Agencies have about four months to ensure they submit all claims using new Medicare beneficiary identifiers (MBIs). Providers will be required to use those MBIs on claims beginning Jan. 1, 2020.
CMS completed all seven waves of its mailings earlier this year, and the push to transition to the new MBIs is ongoing. The federal Medicare agency re-released an MLN Matters Article "to encourage providers to use MBIs now."
Beginning in 2020 there only will be a few exceptions for when providers will be allowed to use HICNs on claims.
Take steps to ensure use of MBIs
- Ask patients for the new Medicare cards on the first visit. Examine identification to ensure the accuracy of their identification information. And ensure clinicians ask patients — if they don’t already — at every visit whether insurance information has changed since the last home health visit. Don’t wait to do this; it’s already important to know whether, for instance, the patients have switched from traditional Medicare to Medicare Advantage.

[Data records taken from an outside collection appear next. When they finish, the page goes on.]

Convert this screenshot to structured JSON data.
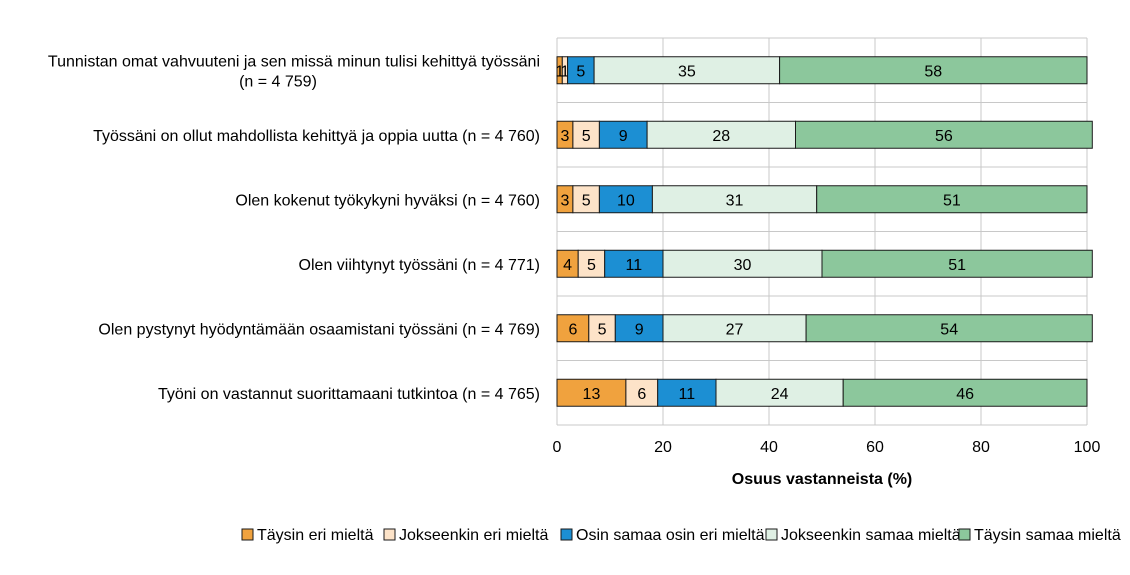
{
  "chart_data": {
    "type": "bar",
    "orientation": "horizontal",
    "stacked": true,
    "categories": [
      [
        "Tunnistan omat vahvuuteni ja sen missä minun tulisi kehittyä työssäni",
        "(n = 4 759)"
      ],
      [
        "Työssäni on ollut mahdollista kehittyä ja oppia uutta (n = 4 760)"
      ],
      [
        "Olen kokenut työkykyni hyväksi (n = 4 760)"
      ],
      [
        "Olen viihtynyt työssäni (n = 4 771)"
      ],
      [
        "Olen pystynyt hyödyntämään osaamistani työssäni (n = 4 769)"
      ],
      [
        "Työni on vastannut suorittamaani tutkintoa (n = 4 765)"
      ]
    ],
    "series": [
      {
        "name": "Täysin eri mieltä",
        "color": "#f0a23e",
        "values": [
          1,
          3,
          3,
          4,
          6,
          13
        ]
      },
      {
        "name": "Jokseenkin eri mieltä",
        "color": "#fde3c8",
        "values": [
          1,
          5,
          5,
          5,
          5,
          6
        ]
      },
      {
        "name": "Osin samaa osin eri mieltä",
        "color": "#1c8fd3",
        "values": [
          5,
          9,
          10,
          11,
          9,
          11
        ]
      },
      {
        "name": "Jokseenkin samaa mieltä",
        "color": "#dff0e4",
        "values": [
          35,
          28,
          31,
          30,
          27,
          24
        ]
      },
      {
        "name": "Täysin samaa mieltä",
        "color": "#8cc79c",
        "values": [
          58,
          56,
          51,
          51,
          54,
          46
        ]
      }
    ],
    "xlabel": "Osuus vastanneista (%)",
    "xlim": [
      0,
      100
    ],
    "xticks": [
      0,
      20,
      40,
      60,
      80,
      100
    ],
    "legend_position": "bottom",
    "grid": true
  }
}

- Take advantage of tools from your Medicare Administrative Contractor (MAC). Agencies can use their MAC’s look-up tool to get a patient’s MBI. Sign up for the portal to use the tool. Find your MAC’s portal information at https://go.cms.gov/2KhcCkG.
- Check remittance advice. CMS will return both HICNs and MBIs in remittance advice when an agency submits a valid and active HICN on Medicare fee-for-service claims until December 31, 2019. Save that MBI information for future use.